Lo único que le quedó grabado en la mente fue la última página. Contenía una sola pregunta.

¿Es el caminante quien escoge el camino, o el camino el que escoge al caminante?

Pensó en aquella pregunta mientras hundía la cabeza en el río para tratar de despejarse, se ataba el pañuelo y se alisaba el chaleco sin dejar de pensar en ella. Le costó separarse de las campanas y El libro de los muertos.

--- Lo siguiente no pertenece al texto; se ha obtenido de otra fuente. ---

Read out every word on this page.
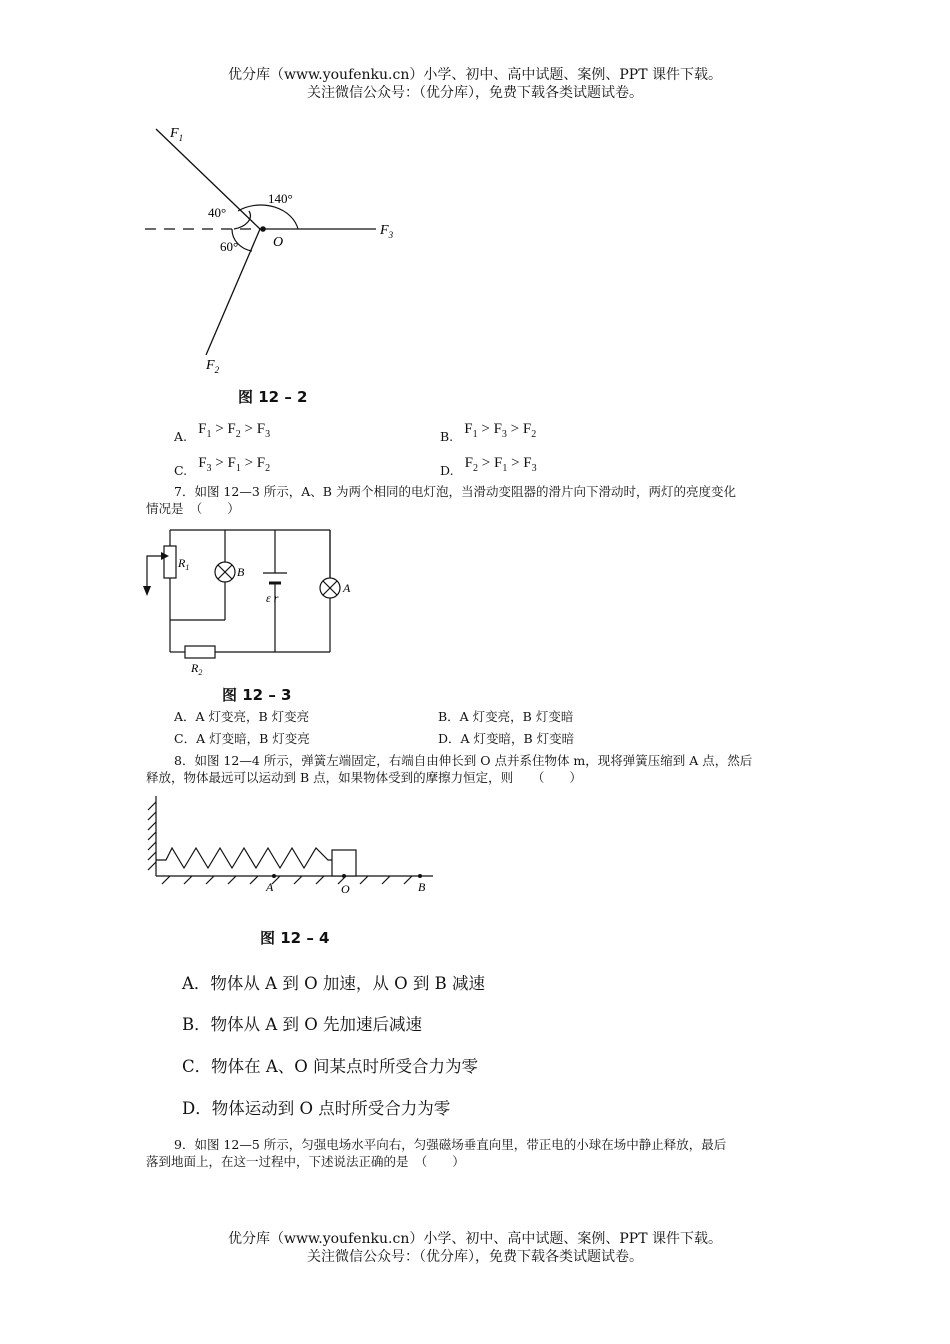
优分库（www.youfenku.cn）小学、初中、高中试题、案例、PPT 课件下载。
关注微信公众号：（优分库），免费下载各类试题试卷。
$F_1$
$F_2$
$F_3$
O
140°
40°
60°
图 12 – 2
$_{A.}$ $F_1 > F_2 > F_3$	$_{B.}$ $F_1 > F_3 > F_2$
$_{C.}$ $F_3 > F_1 > F_2$	$_{D.}$ $F_2 > F_1 > F_3$
7．如图 12—3 所示，A、B 为两个相同的电灯泡，当滑动变阻器的滑片向下滑动时，两灯的亮度变化
情况是　（　　）
$R_1$
$R_2$
B
A
ε r
图 12 – 3
A．A 灯变亮，B 灯变亮	B．A 灯变亮，B 灯变暗
C．A 灯变暗，B 灯变亮	D．A 灯变暗，B 灯变暗
8．如图 12—4 所示，弹簧左端固定，右端自由伸长到 O 点并系住物体 m，现将弹簧压缩到 A 点，然后
释放，物体最远可以运动到 B 点，如果物体受到的摩擦力恒定，则　　（　　）
A	O	B
图 12 – 4
A．物体从 A 到 O 加速，从 O 到 B 减速
B．物体从 A 到 O 先加速后减速
C．物体在 A、O 间某点时所受合力为零
D．物体运动到 O 点时所受合力为零
9．如图 12—5 所示，匀强电场水平向右，匀强磁场垂直向里，带正电的小球在场中静止释放，最后
落到地面上，在这一过程中，下述说法正确的是　（　　）
优分库（www.youfenku.cn）小学、初中、高中试题、案例、PPT 课件下载。
关注微信公众号：（优分库），免费下载各类试题试卷。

Al final los guardó otra vez en las alforjas de Sam aprovechando que él terminaba de hacer sus abluciones en otro lugar del río, detrás de los arbustos ralos que crecían en un islote.

Cargaron todo en la barca sin decirse una sola palabra, sin hacer ningún comentario sobre el libro o las campanas, y por supuesto, tampoco hablaron de la confesión que Sam le hiciera la noche anterior. Lirael izó la vela de la Exploradora y emprendieron viaje, río abajo; los acompañó el ruido de fondo producido por el golpeteo de la lona cuando la muchacha recogió la escota mayor, unido al rumor de la corriente al rozar la quilla. Todos parecían coincidir en que era demasiado temprano para conversar. En especial Zapirón, que ni siquiera se había molestado en despertarse y que fue llevado a bordo.

Cuando navegaban a buen ritmo, Lirael partió en trozos más pequeños algunas de sus tortas de canela, grandes como un plato, y las repartió. La Perra Canalla se comió su ración de un bocado y medio, pero Sam se quedó mirando la suya con recelo.

—¿Me arriesgo a partirme un diente o me limito a chupar mi trozo hasta que me sobrevenga la muerte? —preguntó al tiempo que intentaba sonreír.

Era evidente que se sentía mejor, pensó Lirael. Mejor esa actitud que el recital plañidero de la noche anterior.

—La tercera posibilidad es que me la des a mí —sugirió la Perra Canalla sin apartar la vista de la mano que sostenía la torta.

—Ni hablar —dijo Sam, le dio un mordisco e intentó masticarlo. Luego tendió la mitad sin comer y con la boca llena dijo—: Pero te doy lo que me queda si me dejas echarle un vistazo a tu collar.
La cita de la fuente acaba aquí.